Pitney Bowes and INRIX will offer advanced location analytics that will be fed back to INRIX’s traffic data solution to support real-time traffic modeling for routing and navigation. Pitney Bowes’ and consequently, be delivered to solutions for routing and navigation. Pitney Bowes’ Senior Vice President of Location Intelligence and Customer Data, James Buckley provides the details of this new partnership.
Directions Magazine (DM): The announcement indicates that Pitney Bowes will offer advanced location analytics that will be fed back to INRIX to support real-time traffic modeling and consequently, be delivered to solutions for routing and navigation. Which of Pitney Bowes’s solutions are supporting location analytics? (MapMarker? Spectrum Geocoding?)
James Buckley (JB): The core delivery to INRIX is the Pitney Bowes Spectrum Spatial product. They are using our forward and reverse geocoding with a range of Pitney Bowes data. This is sitting underneath a substantial new development focused on location search and the ability to auto complete from an address or POI search.
DM: Can you be explicit in the mobile and social channels where consumers will be aided by the advanced analytics?
JB: Apple, Android, and Garmin, among others, are consumer applications that will be aided by the advanced analytics.
DM: The “smart crowd-sourcing” of public and private sources have typically come from arrangements with long-haul trucking and other types of fleet management companies. Is this still true and what are the public sources from which the data will be gathered (e.g. local DOTs?)
JB: One of the key differentiators of INRIX real time traffic services is its ‘smart crowd sourcing’ strategy, which seamlessly fuses data inputs from a wide variety of sources, which include fleets, public sector (local, state and federal DOTs), connected cars, as well as our own consumer mobile application, INRIX Traffic. The intelligent use of these broad spectrum of sources, each of which is used to supplement and complement each other, ensures that INRIX can provide an accurate and comprehensive view of real time traffic conditions throughout the globe. Essentially, INRIX Smart Crowdsourcing transforms UGI and single source incidents from a “pin on a map” icons to properly map-snapped, directional incident data.
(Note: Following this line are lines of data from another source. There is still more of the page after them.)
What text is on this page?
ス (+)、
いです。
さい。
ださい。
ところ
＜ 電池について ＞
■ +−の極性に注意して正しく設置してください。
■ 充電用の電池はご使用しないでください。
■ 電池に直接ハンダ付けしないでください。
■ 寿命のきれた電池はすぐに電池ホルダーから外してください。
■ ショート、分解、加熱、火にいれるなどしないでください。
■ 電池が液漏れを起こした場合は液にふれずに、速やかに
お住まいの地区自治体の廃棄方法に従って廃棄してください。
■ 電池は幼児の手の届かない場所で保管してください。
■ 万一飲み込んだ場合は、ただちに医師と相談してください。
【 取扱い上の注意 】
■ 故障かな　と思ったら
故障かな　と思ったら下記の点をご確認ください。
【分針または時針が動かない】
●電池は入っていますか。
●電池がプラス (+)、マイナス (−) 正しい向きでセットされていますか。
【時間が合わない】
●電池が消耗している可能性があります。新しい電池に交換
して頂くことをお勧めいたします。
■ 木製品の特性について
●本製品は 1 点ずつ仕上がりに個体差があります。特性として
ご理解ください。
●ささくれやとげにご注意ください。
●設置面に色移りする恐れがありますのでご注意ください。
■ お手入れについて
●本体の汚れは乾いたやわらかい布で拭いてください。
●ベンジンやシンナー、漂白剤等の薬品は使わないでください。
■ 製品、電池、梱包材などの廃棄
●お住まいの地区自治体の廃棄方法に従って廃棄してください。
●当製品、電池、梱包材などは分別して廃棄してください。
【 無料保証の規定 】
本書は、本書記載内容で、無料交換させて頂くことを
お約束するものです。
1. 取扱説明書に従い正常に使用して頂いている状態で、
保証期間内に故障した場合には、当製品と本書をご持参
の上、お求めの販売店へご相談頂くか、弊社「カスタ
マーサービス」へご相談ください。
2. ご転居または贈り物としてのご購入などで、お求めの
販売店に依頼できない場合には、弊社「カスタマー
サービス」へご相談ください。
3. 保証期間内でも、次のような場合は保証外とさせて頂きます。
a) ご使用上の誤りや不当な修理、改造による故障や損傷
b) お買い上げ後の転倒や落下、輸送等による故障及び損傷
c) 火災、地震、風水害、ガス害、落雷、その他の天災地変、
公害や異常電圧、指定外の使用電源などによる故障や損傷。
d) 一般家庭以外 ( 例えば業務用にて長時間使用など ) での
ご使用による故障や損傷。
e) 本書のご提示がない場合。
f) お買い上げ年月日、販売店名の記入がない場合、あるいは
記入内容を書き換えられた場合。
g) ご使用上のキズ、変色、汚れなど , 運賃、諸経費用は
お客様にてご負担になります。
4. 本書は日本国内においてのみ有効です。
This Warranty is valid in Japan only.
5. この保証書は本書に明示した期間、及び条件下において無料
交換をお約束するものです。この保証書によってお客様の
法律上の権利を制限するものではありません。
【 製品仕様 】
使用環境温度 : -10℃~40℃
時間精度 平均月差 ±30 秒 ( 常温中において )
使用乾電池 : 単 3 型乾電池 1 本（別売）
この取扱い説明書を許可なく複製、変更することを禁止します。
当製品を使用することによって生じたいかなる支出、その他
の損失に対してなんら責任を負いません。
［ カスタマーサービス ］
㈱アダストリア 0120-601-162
DM: It is indicated that demographics and behavior patterns will be included in the analysis. These are obviously not “real-time” data feeds. What weighting would you give to these types of socially-related data into the location model that would support real-time navigation adjustments?
JB: INRIX is encouraged by the potential of combining accurate Pitney Bowes geospatial data with other information such as demographics and learned behavioral patterns to enable compelling new scenarios and value for its customers. At this time, however, it is too early to provide specifics on precisely how these data sources will be integrated together and weighted. It is also likely that these data sources will be leveraged differently based on end-customer requirements and geographic conditions.
DM: Since you are incorporating demographics analysis into the real-time navigation decision process, do you ask the driver for personal information so that the choices of restaurants, hotels, etc. change based on the consumer preferences or are these kinds of psychographic profiles somehow assumed or estimated based on other data inputs?
JB: Although the technology makes it possible for this to happen, it has not yet been incorporated into the user experience. However, the consumer will always have the ability to control how, and what, information will be incorporated into such advanced navigation guidance scenarios. In the future, the personalization of the real time navigation decision process will be enabled by any number of data inputs that the user opts to share with INRIX and its customers. These may include specifically asked for preference data (such as restaurant, hotel, or other service provider choices) or from ‘learned’ behavioral data that are gleaned automatically from usage over time.